Table of Contents
Can I use categorical variables in neural networks?
A categorical variable is a variable whose values take on the value of labels. Machine learning algorithms and deep learning neural networks require that input and output variables are numbers. This means that categorical data must be encoded to numbers before we can use it to fit and evaluate a model.
Should I normalize neural network inputs?
Among the best practices for training a Neural Network is to normalize your data to obtain a mean close to 0. Normalizing the data generally speeds up learning and leads to faster convergence.
Does neural network require one hot encoding?
This type of encoding creates a new binary feature for each possible category and assigns a value of 1 to the feature of each sample that corresponds to its original category. One hot encoding is a highly essential part of the feature engineering process in training for learning techniques.

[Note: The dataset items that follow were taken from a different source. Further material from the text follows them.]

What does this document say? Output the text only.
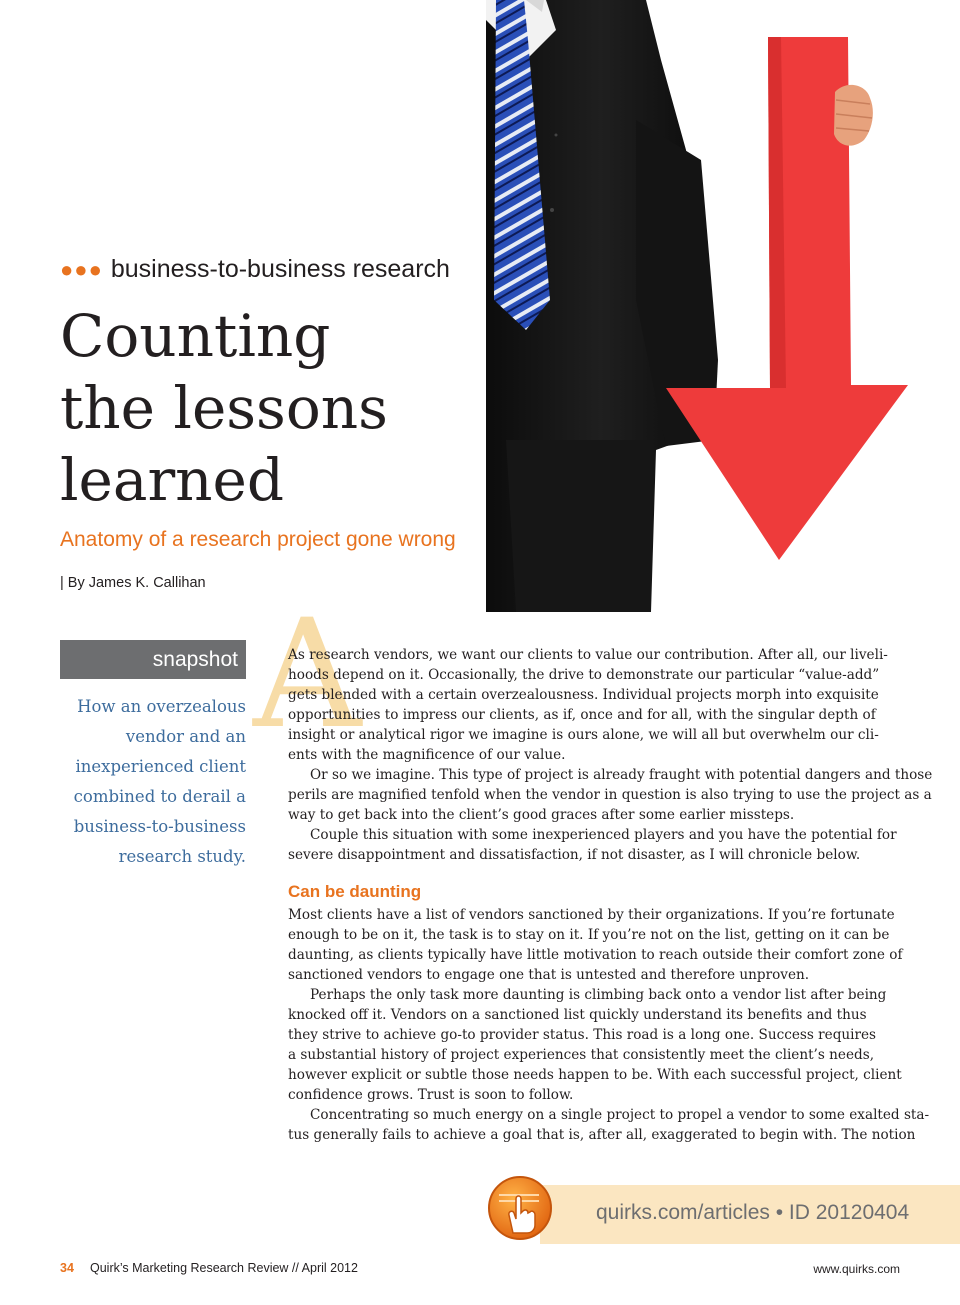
●●● business-to-business research
Counting
the lessons
learned
Anatomy of a research project gone wrong
| By James K. Callihan
snapshot
How an overzealous
vendor and an
inexperienced client
combined to derail a
business-to-business
research study.
A
As research vendors, we want our clients to value our contribution. After all, our liveli-
hoods depend on it. Occasionally, the drive to demonstrate our particular “value-add”
gets blended with a certain overzealousness. Individual projects morph into exquisite
opportunities to impress our clients, as if, once and for all, with the singular depth of
insight or analytical rigor we imagine is ours alone, we will all but overwhelm our cli-
ents with the magnificence of our value.
Or so we imagine. This type of project is already fraught with potential dangers and those
perils are magnified tenfold when the vendor in question is also trying to use the project as a
way to get back into the client’s good graces after some earlier missteps.
Couple this situation with some inexperienced players and you have the potential for
severe disappointment and dissatisfaction, if not disaster, as I will chronicle below.
Can be daunting
Most clients have a list of vendors sanctioned by their organizations. If you’re fortunate
enough to be on it, the task is to stay on it. If you’re not on the list, getting on it can be
daunting, as clients typically have little motivation to reach outside their comfort zone of
sanctioned vendors to engage one that is untested and therefore unproven.
Perhaps the only task more daunting is climbing back onto a vendor list after being
knocked off it. Vendors on a sanctioned list quickly understand its benefits and thus
they strive to achieve go-to provider status. This road is a long one. Success requires
a substantial history of project experiences that consistently meet the client’s needs,
however explicit or subtle those needs happen to be. With each successful project, client
confidence grows. Trust is soon to follow.
Concentrating so much energy on a single project to propel a vendor to some exalted sta-
tus generally fails to achieve a goal that is, after all, exaggerated to begin with. The notion
quirks.com/articles • ID 20120404
34 Quirk’s Marketing Research Review // April 2012	www.quirks.com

Should I scale target variable?
Yes, you do need to scale the target variable. I will quote this reference: A target variable with a large spread of values, in turn, may result in large error gradient values causing weight values to change dramatically, making the learning process unstable.
Why should input be normalized?
Applications that accept untrusted input should normalize the input before validating it. Normalization is important because in Unicode, the same string can have many different representations.
Why is hot encoding necessary?
One hot encoding makes our training data more useful and expressive, and it can be rescaled easily. By using numeric values, we more easily determine a probability for our values. In particular, one hot encoding is used for our output values, since it provides more nuanced predictions than single labels.
How do you handle categorical values?
Ways To Handle Categorical Data With Implementation
- Nominal Data: The nominal data called labelled/named data. Allowed to change the order of categories, change in order doesn’t affect its value.
- Ordinal Data: Represent discretely and ordered units. Same as nominal data but have ordered/rank.